Ayın ihtişamlı parlaklığının altında ellerimi tutup öptükten sonra konuşmaya başlamıştı.

"Nisa, ben bir şeylerden eminim şimdi."

"N-ne gibi emin?"

"Artık gecenin gündüzden daha huzurlu olduğuna, ayın güneşten daha büyüleyici olduğuna ve seni sevdiğime eminim."

Yüzümdeki gülümsemeden başka bir şey vermemiştim ona bu sözlerinin karşılığında. O ise tuttuğu ellerimden beni kendini çekip dudaklarıma yaklaşmıştı.

O masum, onay ister bakışlarına karşılık ben ona yaklaşmış ve dudaklarına küçük bir öpücük kondurmuştum. Sonrasında heyecanla çekilip boynuna kollarımı sarmıştım.

"Seni asla bırakmayacağım."

Başka bir yalan daha ha?

"Bu kadar emin konuşma. Benim bütün kahramanlarım yalnız başına öldü."

"Hey, seni kim terk edebilir ki?"

"Ama kim kalabilir?"

"Ben."

"Umarım."

Biraz daha sarıldıktan sonra kovuklara geri dönmüştük, ben o gece mutluluktan uyuyamamıştım.

Sonraki iki gün mükemmel geçerken, üçüncü günün sabahı diğerlerine aramızdakileri açıklayınca, işler hiç beklediğim gibi gitmemişti.

"N-ne demek biz birlikteyiz?
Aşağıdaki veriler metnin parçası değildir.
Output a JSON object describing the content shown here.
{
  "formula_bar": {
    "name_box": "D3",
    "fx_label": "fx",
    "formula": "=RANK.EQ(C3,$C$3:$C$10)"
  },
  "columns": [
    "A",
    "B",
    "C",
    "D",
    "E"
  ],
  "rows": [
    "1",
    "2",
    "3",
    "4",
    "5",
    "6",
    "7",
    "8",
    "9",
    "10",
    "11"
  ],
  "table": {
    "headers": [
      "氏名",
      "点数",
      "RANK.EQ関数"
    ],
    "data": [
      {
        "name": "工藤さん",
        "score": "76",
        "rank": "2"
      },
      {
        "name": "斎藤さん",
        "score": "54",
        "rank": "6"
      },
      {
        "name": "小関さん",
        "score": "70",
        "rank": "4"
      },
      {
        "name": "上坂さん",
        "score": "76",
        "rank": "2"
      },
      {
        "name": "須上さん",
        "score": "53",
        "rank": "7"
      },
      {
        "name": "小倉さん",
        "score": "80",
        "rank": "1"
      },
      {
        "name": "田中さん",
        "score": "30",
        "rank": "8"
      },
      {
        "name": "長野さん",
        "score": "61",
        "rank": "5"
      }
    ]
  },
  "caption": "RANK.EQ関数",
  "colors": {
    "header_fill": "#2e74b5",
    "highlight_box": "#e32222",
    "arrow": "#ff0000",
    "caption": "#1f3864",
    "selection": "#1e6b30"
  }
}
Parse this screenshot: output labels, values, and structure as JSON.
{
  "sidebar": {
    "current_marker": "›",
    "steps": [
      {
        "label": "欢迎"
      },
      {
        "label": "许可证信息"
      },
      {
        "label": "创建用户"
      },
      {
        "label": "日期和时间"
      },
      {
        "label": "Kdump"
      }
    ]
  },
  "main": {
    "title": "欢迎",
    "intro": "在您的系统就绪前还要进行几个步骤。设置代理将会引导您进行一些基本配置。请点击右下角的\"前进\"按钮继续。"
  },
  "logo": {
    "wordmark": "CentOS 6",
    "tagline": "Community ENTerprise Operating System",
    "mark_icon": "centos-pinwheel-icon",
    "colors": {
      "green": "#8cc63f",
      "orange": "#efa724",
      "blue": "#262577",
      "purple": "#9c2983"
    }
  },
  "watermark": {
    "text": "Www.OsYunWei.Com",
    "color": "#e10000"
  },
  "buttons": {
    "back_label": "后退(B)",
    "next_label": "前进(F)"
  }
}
Barış, sen yıllarca Aycan'a aşık değil miydin? Üç günlük kıza mı değiştin ha onu?"

Cemal en beklemediğim kişiydi aslında.

"Bana mı aşıktın? Ve söylemedin! Söylemedin ve bu.. bu sürtüğün aklını çelmesine izin verdin!"

Herkes eski arkadaşı olduğu için Barış'ı koruyordu. Ama benden koruyorlardı. Neden?

"Ya.. Ben Öykü'yü sana anlatırken sen bana Aycan'ı anlatıyordun. Ne değişti hemen şimdi?"

Öykü&Kerem sevgili olmuştu çoktan o zamanlar. Bizi anlamaları gerekirken niçin böyle davranıyorlardı ki?

"Lale sen? Sen de mi bizi desteklemeyeceksin?"

Benim umutsuz bakışlarıma cevap vermemiş, sadece kafasını çevirmişti.

"Sana inanamıyorum. Onun hakkında o kadar konuştuklarımızdan sonra.. Nasıl bu kadar dönek olabildin?"

Ben Cemal'in sert tepkisine şaşırmışken, Barış'ı en çok yaralayan Berkan'dı. Ve kardeşi bildiği birinin ona bunu demesi çok ağır gelmişti belli ki. Fazla ağır.

Bunlardan sonra birkaç saat kimse konuşmamıştı. Ama Aycan ve Barış'ın ortadan yok olması dikkatimi çekmiş, onları aramaya gitmiştim.

Gördüklerim, üç gün önce beni öperken şimdi ağlayan Aycan'ı öpen bir Barış'tı. Ses çıkarmamaya dikkat ederek oradan uzaklaştım. Diğerlerinin yanına da uğramadan peronların yolunu tuttum.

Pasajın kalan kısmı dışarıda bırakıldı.